Travel writing is ‘the red light district of literature’, as Colin Thubron aptly put it, a space where anything goes. Like punters to the other red light districts, we tend to stick to what we know we like, to our own kind. We travel vicariously with voices that are familiar, or at least intelligible, whose behaviour we can understand, whose narrators we believe we can know. That belief allows them to take us to places we have never seen. How, then, can we follow a foreign author’s account of travelling to, or living in, a place we don’t know? I thought this would be an interesting problem while reading Sanmao’s Stories of the Sahara.
Sanmao is not the author’s real name. Born Chen Maoping in China in 1943, she was brought up in Taiwan and educated there, and in Madrid and Germany. In the early 1970s, she married a Spaniard. He loved water, but she dreamed of the desert. Her background is significant because the stories she tells are as much about herself as about the place she found herself living in.
That place was the Spanish Sahara, now the Western Sahara, disputed between Morocco and the Sahrawi Arab Democratic Republic. Had this book been written by a British or American writer, we might have expected tales of long camel journeys, insights into the indigenous Sahrawis and perhaps their struggle against the occupying Spanish, who finally abandoned the colony in 1976, the year this book was first published in Taiwan. Instead, we are entertained with Sanmao’s tales of marrying José, a good man but not the love of her life (there had been a German fiancé, who had died before their wedding); of building a home on the unglamorous side of the unglamorous city of El Aaiún (Laayoune) and of engaging with the impoverished Sahrawis in her neighbourhood and with the wider community.

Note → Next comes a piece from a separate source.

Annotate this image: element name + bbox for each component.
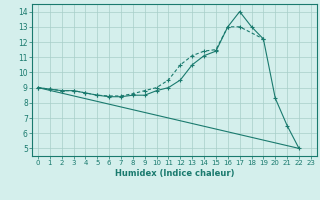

These and other winding stories in the collection are filtered through Sanmao’s very individual vision. ‘I’m Chinese,’ she wrote to the editor of the Taiwanese magazine that first began publishing her stories; ‘I have a Chinese heart; this part can never change.’ The stories appealed when they first appeared — and they have sold more than ten million copies in China and Taiwan — precisely because she was so Chinese and was living in a faraway place. They engaged their readers’ sense of escapism, their longing for freedom and for the exotic, of which there is plenty, from women in hammams — and having enemas on a beach — to a neighbour’s goats crashing through the ceiling. There is also the horrific — including mute slaves and child brides. But reading their stories on this rain-swept island, far from either Taiwan or the Sahara, what seduced me most was the combination of Sanmao’s voice and her indomitable spirit — a spirit that manages to reconcile her dream to be ‘the first female explorer to cross the Sahara’ with the reality of the grinding hardship of settled life in a wasteland.
The Swiss author Nicolas Bouvier presents fewer obstacles. He is, or was before his death in 1998, more familiar in his outlook and ambitions. He was also a writer with a prodigious gift for describing people and places, with a sharp eye and even sharper wit. If you do not know his writing, you should immediately buy two copies of The Way of the World (Eland, £12.99). You will need a backup as it is a book people will borrow but will not want to return. That first book is an account of Bouvier’s journey with a photographer friend from Serbia to Afghanistan in the 1950s. ‘Travelling outgrows its motives,’ he writes. ‘You think you are making a trip, but soon it is making you — or unmaking you.’
The stories in So It Goes are the final part of Eland’s self-styled ‘homage to this exceptional chronicler of the world’, and they are the mature work of an author who was already, and quite definitively, both made and unmade. They range from finely shaped tales from the Aran Isles and from his childhood with his grandparents, to journal entries from Japan and Korea, encounters in the Scottish lowlands and on Islay, and travel assignments in Xian in the 1980s. Whatever the length, whatever the structure, Bouvier is always a writer of beauty, whose thoughts are engaged with wonder and embellished with observations as clear and fresh as a summer dawn.
Nothing shows this better than his description of a winter’s night on the lump of limestone that is Inishmore, the largest of the Aran Isles. Wracked with fever, his head ablaze with stories of faeries and 6th-century prince-saints, ‘padded like an Eskimo’, he goes for a walk in the absolute darkness ‘to see what this nothing was made of’. What better companion could you want for a fireside night in this long and stormy winter?